5. Government reform ideas were overshadowed by whether civil servants should head back to the office – Alex Thomas
This was a conference more about ‘building back better’ or ‘levelling up’ than serious proposals for government reform. And where MPs and ministers did touch on the future of the civil service it was Jake Berry’s criticism of “woke-ing from home” and Oliver Dowden urging officials to “get off their Pelotons and back to their desks” that sparked the interest of delegates and reporters. The remote working arrangements of civil servants continues to draw attention out of all proportion to its importance either for the economy or the effectiveness of government.
Still, government reform featured at the fringe if you looked hard enough. Matt Warman, a minister at DCMS until the recent reshuffle, talked thoughtfully about how the government needed to do digital services differently and work harder to marry citizens’ expectations with the constraints of public sector systems, Michael Gove leant on the Treasury’s partial relocation to Darlington, boasting about the number and quality of its new recruits from the north east, as he began to put flesh on what ‘levelling up’ might mean.

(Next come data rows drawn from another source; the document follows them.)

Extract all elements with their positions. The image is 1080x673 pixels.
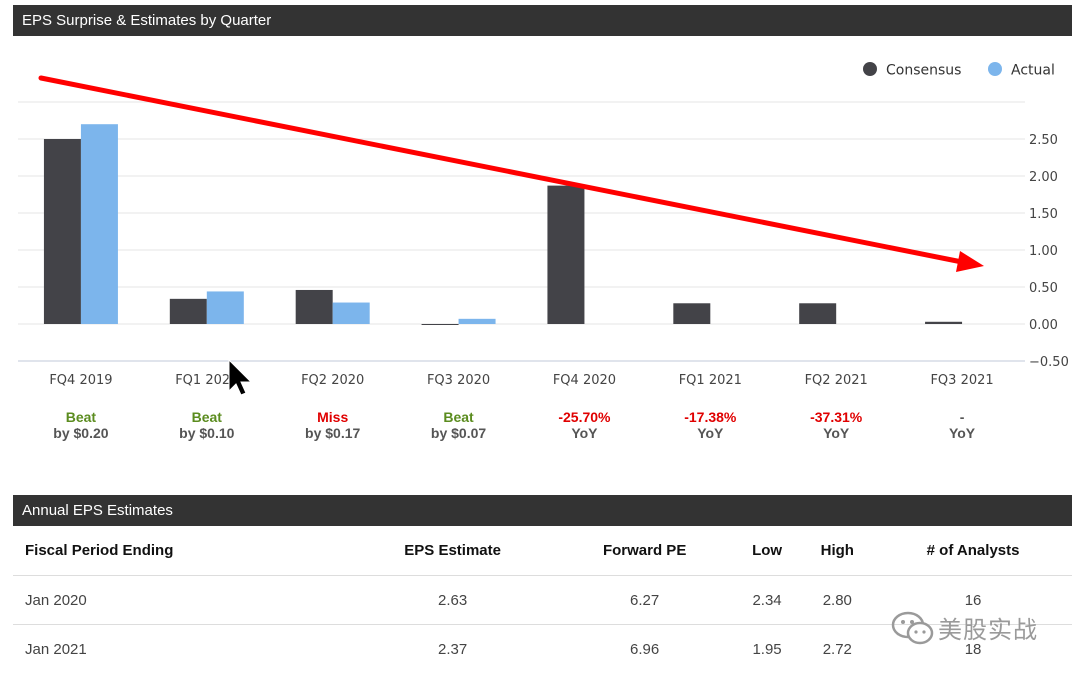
bars (44, 124, 962, 325)
col-analysts: # of Analysts (874, 526, 1072, 576)
actual-bar (207, 291, 244, 324)
surprise-amount: YoY (571, 425, 598, 441)
y-tick-label: 2.50 (1029, 133, 1058, 148)
cell-eps: 2.63 (350, 576, 556, 625)
surprise-result: Miss (317, 409, 348, 425)
col-low: Low (734, 526, 801, 576)
col-eps-estimate: EPS Estimate (350, 526, 556, 576)
col-fiscal-period: Fiscal Period Ending (13, 526, 350, 576)
surprise-result: - (960, 409, 965, 425)
cell-pe: 6.96 (556, 625, 734, 673)
cell-pe: 6.27 (556, 576, 734, 625)
surprise-result: Beat (443, 409, 474, 425)
surprise-result: -37.31% (810, 409, 863, 425)
surprise-result: -17.38% (684, 409, 737, 425)
col-forward-pe: Forward PE (556, 526, 734, 576)
surprise-result: Beat (192, 409, 223, 425)
actual-bar (459, 319, 496, 324)
y-tick-label: −0.50 (1029, 355, 1069, 370)
consensus-bar (170, 299, 207, 324)
wechat-icon (888, 608, 938, 648)
consensus-bar (422, 324, 459, 325)
surprise-amount: YoY (949, 425, 976, 441)
x-category-label: FQ3 2021 (930, 373, 993, 388)
surprise-amount: YoY (697, 425, 724, 441)
y-tick-label: 1.00 (1029, 244, 1058, 259)
y-axis-ticks: 2.50 2.00 1.50 1.00 0.50 0.00 −0.50 (1029, 133, 1069, 370)
x-category-label: FQ2 2020 (301, 373, 364, 388)
legend-label: Actual (1011, 63, 1055, 79)
grid-lines (18, 102, 1025, 361)
surprise-result: -25.70% (558, 409, 611, 425)
surprise-amount: by $0.17 (305, 425, 360, 441)
actual-bar (81, 124, 118, 324)
cell-low: 1.95 (734, 625, 801, 673)
x-category-label: FQ4 2020 (553, 373, 616, 388)
surprise-amount: YoY (823, 425, 850, 441)
trend-arrow (41, 78, 984, 272)
cell-period: Jan 2021 (13, 625, 350, 673)
cell-high: 2.80 (800, 576, 874, 625)
surprise-amount: by $0.07 (431, 425, 486, 441)
eps-panel-title: EPS Surprise & Estimates by Quarter (13, 5, 1072, 36)
legend-marker (988, 62, 1002, 76)
consensus-bar (547, 186, 584, 324)
annual-panel-title: Annual EPS Estimates (13, 495, 1072, 526)
x-category-label: FQ2 2021 (805, 373, 868, 388)
x-category-label: FQ4 2019 (49, 373, 112, 388)
consensus-bar (296, 290, 333, 324)
surprise-amount: by $0.10 (179, 425, 234, 441)
y-tick-label: 1.50 (1029, 207, 1058, 222)
eps-chart: 2.50 2.00 1.50 1.00 0.50 0.00 −0.50 FQ4 2019 FQ… (0, 36, 1080, 456)
cell-eps: 2.37 (350, 625, 556, 673)
cell-period: Jan 2020 (13, 576, 350, 625)
consensus-bar (44, 139, 81, 324)
legend: Consensus Actual (863, 62, 1055, 79)
annual-eps-table: Fiscal Period Ending EPS Estimate Forwar… (13, 526, 1072, 673)
legend-label: Consensus (886, 63, 961, 79)
trend-arrow-line (41, 78, 962, 262)
x-category-label: FQ1 2021 (679, 373, 742, 388)
table-header-row: Fiscal Period Ending EPS Estimate Forwar… (13, 526, 1072, 576)
x-category-label: FQ3 2020 (427, 373, 490, 388)
surprise-result: Beat (66, 409, 97, 425)
cell-low: 2.34 (734, 576, 801, 625)
consensus-bar (673, 303, 710, 324)
consensus-bar (925, 322, 962, 324)
actual-bar (333, 303, 370, 324)
cell-high: 2.72 (800, 625, 874, 673)
y-tick-label: 0.00 (1029, 318, 1058, 333)
watermark-text: 美股实战 (938, 610, 1038, 645)
legend-marker (863, 62, 877, 76)
y-tick-label: 0.50 (1029, 281, 1058, 296)
trend-arrow-head (956, 251, 984, 272)
mouse-cursor-icon (229, 360, 251, 395)
y-tick-label: 2.00 (1029, 170, 1058, 185)
surprise-amount: by $0.20 (53, 425, 108, 441)
consensus-bar (799, 303, 836, 324)
col-high: High (800, 526, 874, 576)
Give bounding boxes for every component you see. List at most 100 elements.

And Francis Maude, Nicky Morgan and Patricia Hodgson returned to familiar themes of accountability, pay, performance management and the weakness of the centre of government in a session about “reimagining government” that, perhaps playing to the conference crowd, was notably hostile to the civil service.
But even so there was less discussion about joining up government, reforming the state or working out how to use the levers of power than might be expected from a party that needs to spend the next few years showing the progress it has made in improving people’s lives. That is something for the new cabinet office minister Steve Barclay to think hard about as he heads south to swap the Manchester bubble for the Westminster one.